Читать «Голубая акула» онлайн - страница 63
Ирина Николаевна Васюченко
— Воля ваша. Не смею больше задерживать.
ГЛАВА ДЕСЯТАЯ
Два предложения
В разгаре лета здесь сумасшедший зной. Начинаешь чувствовать себя полярным медведем, гибнущим среди раскаленных песков Сахары. Сад привял, его тень совершенно не дает прохлады. Ветерок — если и повеет — так сух и горяч, что, право, лучше бы его совсем не было.
Истомившись, я решил дотащиться до речки в надежде, что купанье хоть сколько-нибудь освежит меня. Но обратный путь по жаре свел на нет краткое облегчение. Стало еще хуже. Я прошел к себе, рухнул без сил на продавленный диван и забылся в душном полусне. Из него меня вывел голос Муси. Как всегда, он был полон свежей энергии.
— Мама, послушай!
— Не кричи, — прозвучало приглушенно, похоже, Ольга Адольфовна тоже с трудом выносила это пекло. — У Алтуфьева наверняка все слышно. Незачем вынуждать его присутствовать при нашей болтовне, мы и так…

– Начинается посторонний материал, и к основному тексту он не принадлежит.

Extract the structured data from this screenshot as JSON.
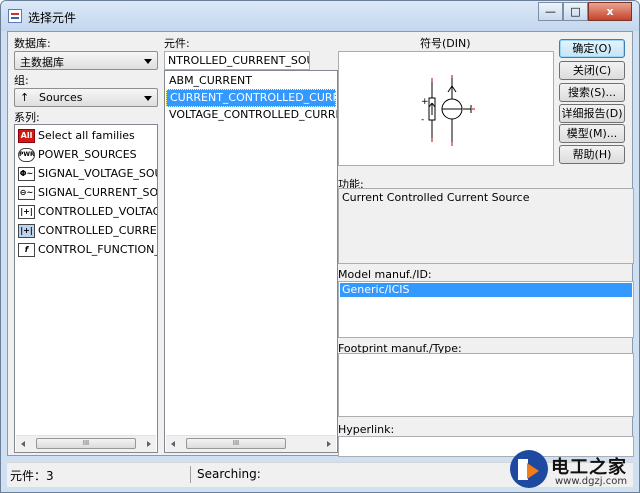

— Алтуфьева нет дома, он ушел купаться, — возразила девочка, видимо не заметившая моего возвращения. — Мама, тебе нравится Алтуфьев?
— Очень, — был усталый ответ. — Милый человек, умница. Только, знаешь, он не жилец. Мне Ксенофонт Михайлович говорил со слов Подобедова. Это его лечащий врач. Подобедов вообще не понимает, почему он до сих пор жив.
— Подобедов решето! — не одобрила Муся.
— Эти твои выражения…
— Если не нравится, я могу найти другое. Скважина твой Подобедов! Папа никогда так не болтал о своих больных, он говорил, что умение помалкивать для врача настолько же необходимо, как умение отличить подагру от насморка.
— Знаешь, твой отец был человеком незаурядным. Не надо всех с ним сравнивать. Это неразумно. А насчет Алтуфьева я сама просила Ксенофонта Михайловича разузнать. Подобедов его очень чтит, другому он бы не сказал.
— Значит, Алтуфьев… жаль! — беспечно вздохнула Муся. (Право, эта пигалица убеждена, будто человеку старше тридцати уже безразлично, когда помирать: в ее глазах он и без того немногим живее египетской мумии.) — Но послушай, что произошло! Мне сделали предложенье!
— Тебе? Кто же этот обезумевший храбрец?
— Тишка Кириченко, чабановский батрачонок! Вот, он прислал мне письмо! Здесь в начале говорится, — она прыснула, — про любовь соловья и розы. А потом про корову, что она у него есть… у его родителей, конечно. И что через два года он сможет жениться, а если я согласна быть его невестой, он уже теперь будет пилить для нас дрова.
— Откуда Тишка мог узнать про розу и соловья? — недоуменно протянула госпожа Трофимова.
— Да ниоткуда он про них не знает! Это Витька, козий пастух, пишет такие письма. Он в гимназии начинал учиться, вот и… Все мальчишки, когда нужно любовное письмо, сразу к Витьке бегут.
— За плату?
— Не даром же!
— Бедный Тиша, он еще и потратился…
— Пустяки. Витька недорого берет.
Краткая пауза была заполнена чуть слышным смехом обеих. Было в нем что-то русалочье, как всегда, когда женщины между собой смеются над незадачливым влюбленным. Я вспомнил батрачонка Чабановых — всклокоченное (здесь бы сказали «вскошканное» или «куструбатое») существо с приплюснутым носом, рыжими глазками и длинным лягушачьим ртом. Как мы часто не хотим понять, что у нас нет ни единого шанса! А окружающим равнодушным наблюдателям это очевидно. Не помогут тебе ни Витька-грамотей, ни корова — швах твое дело, друг Тишка.